Our next question is, what is going on with the electrons to make this happen? In electrolysis, electrons flow from the anode to the cathode. They are taken from the ions at the anode and given to the ions at the cathode. In our example here, the electrons at the cathode are donated to the barium two plus ions. The two plus charge of the barium ion and the combined two minus charge of the two electrons balance out. As a result, barium metal atoms form. We can simplify this process by saying that the barium ion has gained electrons to form the atom. Choice (E), where electrons are a product of the reaction, is the opposite situation, where electrons are released from the ion.
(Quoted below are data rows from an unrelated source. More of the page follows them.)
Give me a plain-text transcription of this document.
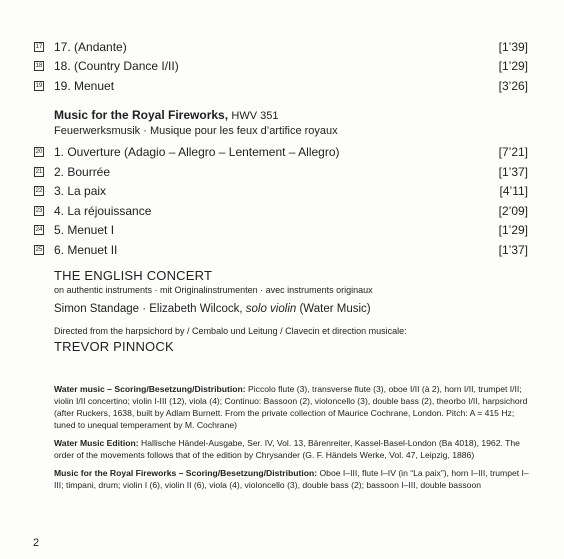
17 17. (Andante)	[1’39]
18 18. (Country Dance I/II)	[1’29]
19 19. Menuet	[3’26]
Music for the Royal Fireworks, HWV 351
Feuerwerksmusik · Musique pour les feux d’artifice royaux
20 1. Ouverture (Adagio – Allegro – Lentement – Allegro)	[7’21]
21 2. Bourrée	[1’37]
22 3. La paix	[4’11]
23 4. La réjouissance	[2’09]
24 5. Menuet I	[1’29]
25 6. Menuet II	[1’37]
THE ENGLISH CONCERT
on authentic instruments · mit Originalinstrumenten · avec instruments originaux
Simon Standage · Elizabeth Wilcock, solo violin (Water Music)
Directed from the harpsichord by / Cembalo und Leitung / Clavecin et direction musicale:
TREVOR PINNOCK
Water music – Scoring/Besetzung/Distribution: Piccolo flute (3), transverse flute (3), oboe I/II (à 2), horn I/II, trumpet I/II; violin I/II concertino; violin I-III (12), viola (4); Continuo: Bassoon (2), violoncello (3), double bass (2), theorbo I/II, harpsichord (after Ruckers, 1638, built by Adlam Burnett. From the private collection of Maurice Cochrane, London. Pitch: A = 415 Hz; tuned to unequal temperament by M. Cochrane)
Water Music Edition: Hallische Händel-Ausgabe, Ser. IV, Vol. 13, Bärenreiter, Kassel-Basel-London (Ba 4018), 1962. The order of the movements follows that of the edition by Chrysander (G. F. Händels Werke, Vol. 47, Leipzig, 1886)
Music for the Royal Fireworks – Scoring/Besetzung/Distribution: Oboe I–III, flute I–IV (in “La paix”), horn I–III, trumpet I–III; timpani, drum; violin I (6), violin II (6), viola (4), violoncello (3), double bass (2); bassoon I–III, double bassoon
2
We want the electrons to combine with the ion to form the atom like they do in choice (C) and (D).
The last thing we need to consider is whether the combination of a barium ion and two electrons would produce one barium atom or two barium atoms. Simply put, the correct answer is choice (C). One ion combines with electrons to form one atom. This reaction describes what occurs at the negative electrode when we electrolyze a molten salt containing barium. The barium ion will gain two electrons to form a barium metal atom. When an atom or ion gains electrons, we call that a reduction.
Electrolysis is one way to isolate pure metals. In fact, barium was first isolated by British chemist Sir Humphry Davy in 1808 when he electrolyzed molten barium oxide. So when we obtain barium metal through electrolysis of its molten salt, the equation that shows the reaction occurring at the negative electrode is choice (C), a barium ion plus two electrons produces a barium atom.
Now that we’ve done some practice problems, let’s review the key points of the lesson. Electrolysis is essentially the electrical separation of ions. And a molten salt is the liquid form of an ionic compound. A molten salt is comprised entirely of free-floating, positive and negative ions. The products of the electrolysis of molten salt will be the elemental forms of the ions present. Typically, the cation will form a metal, and the anion will form a gas.
When the circuit is turned on, the negative anions will flow to the electrode known as the anode, where they will give up their electrons. When an atom or ion loses electrons, we call this oxidation. Conversely, the positively charged cations will flow to the cathode, where they gain electrons. The process of gaining electrons is known as a reduction. Lastly, half reactions show the formation of one product and the electrons involved. For example, the half reaction that shows the formation of lead is a lead two plus ion plus two electrons forms lead.